Like many exotic microbes that love weird places, so far it's been impossible to grow these microbes in the laboratory, so they have not yet been imaged. However, genetic material was collected from some that were collected from hot springs and hydrothermal sediments, and the researchers were able to sequence the material with high-tech tools. These Brockarchaeota carry genes that seem to be involved in metabolism and waste production.
"When we looked in public genetic databases, we saw that [similar specimens] had been collected all around the world but described as 'uncultured microorganisms,'" said the first study author Valerie De Anda. "There were genetic sequences going back decades, but none of them were complete. So, we reconstructed the first genomes in this phylum and then we realized, wow, they are around the world and have been completely overlooked."

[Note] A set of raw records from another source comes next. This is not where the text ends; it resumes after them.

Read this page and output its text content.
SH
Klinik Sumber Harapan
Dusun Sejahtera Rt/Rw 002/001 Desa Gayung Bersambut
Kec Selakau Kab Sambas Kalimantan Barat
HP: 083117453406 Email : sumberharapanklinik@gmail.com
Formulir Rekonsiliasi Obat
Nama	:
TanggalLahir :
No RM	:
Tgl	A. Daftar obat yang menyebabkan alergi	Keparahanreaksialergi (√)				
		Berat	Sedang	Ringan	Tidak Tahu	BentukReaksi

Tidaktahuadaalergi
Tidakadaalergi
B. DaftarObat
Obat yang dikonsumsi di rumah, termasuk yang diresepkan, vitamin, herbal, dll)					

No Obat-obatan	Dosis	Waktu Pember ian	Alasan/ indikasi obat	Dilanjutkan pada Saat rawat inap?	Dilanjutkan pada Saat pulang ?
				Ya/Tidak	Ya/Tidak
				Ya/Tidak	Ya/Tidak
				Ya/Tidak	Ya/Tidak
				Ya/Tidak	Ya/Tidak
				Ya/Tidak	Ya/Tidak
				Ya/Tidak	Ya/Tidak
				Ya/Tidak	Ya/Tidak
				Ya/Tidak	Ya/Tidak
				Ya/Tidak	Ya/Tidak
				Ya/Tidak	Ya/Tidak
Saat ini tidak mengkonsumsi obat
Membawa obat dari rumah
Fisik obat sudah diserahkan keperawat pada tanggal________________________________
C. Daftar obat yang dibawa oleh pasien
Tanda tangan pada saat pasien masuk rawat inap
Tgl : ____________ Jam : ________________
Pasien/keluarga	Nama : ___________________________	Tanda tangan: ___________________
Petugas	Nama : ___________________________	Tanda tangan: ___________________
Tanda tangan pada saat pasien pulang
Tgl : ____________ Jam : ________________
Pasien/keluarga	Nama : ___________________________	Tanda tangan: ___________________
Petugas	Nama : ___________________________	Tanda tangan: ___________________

The Brockarchaeota are now the first known microbes that can decompose decaying plants and other organic matter without generating the greenhouse gas methane.
"They are using a novel metabolism that we didn't know existed in archaea," said De Anda. "And this is very important because marine sediments are the biggest reservoir of organic carbon on Earth. These archaea are recycling carbon without producing methane. This gives them a unique ecological position in nature."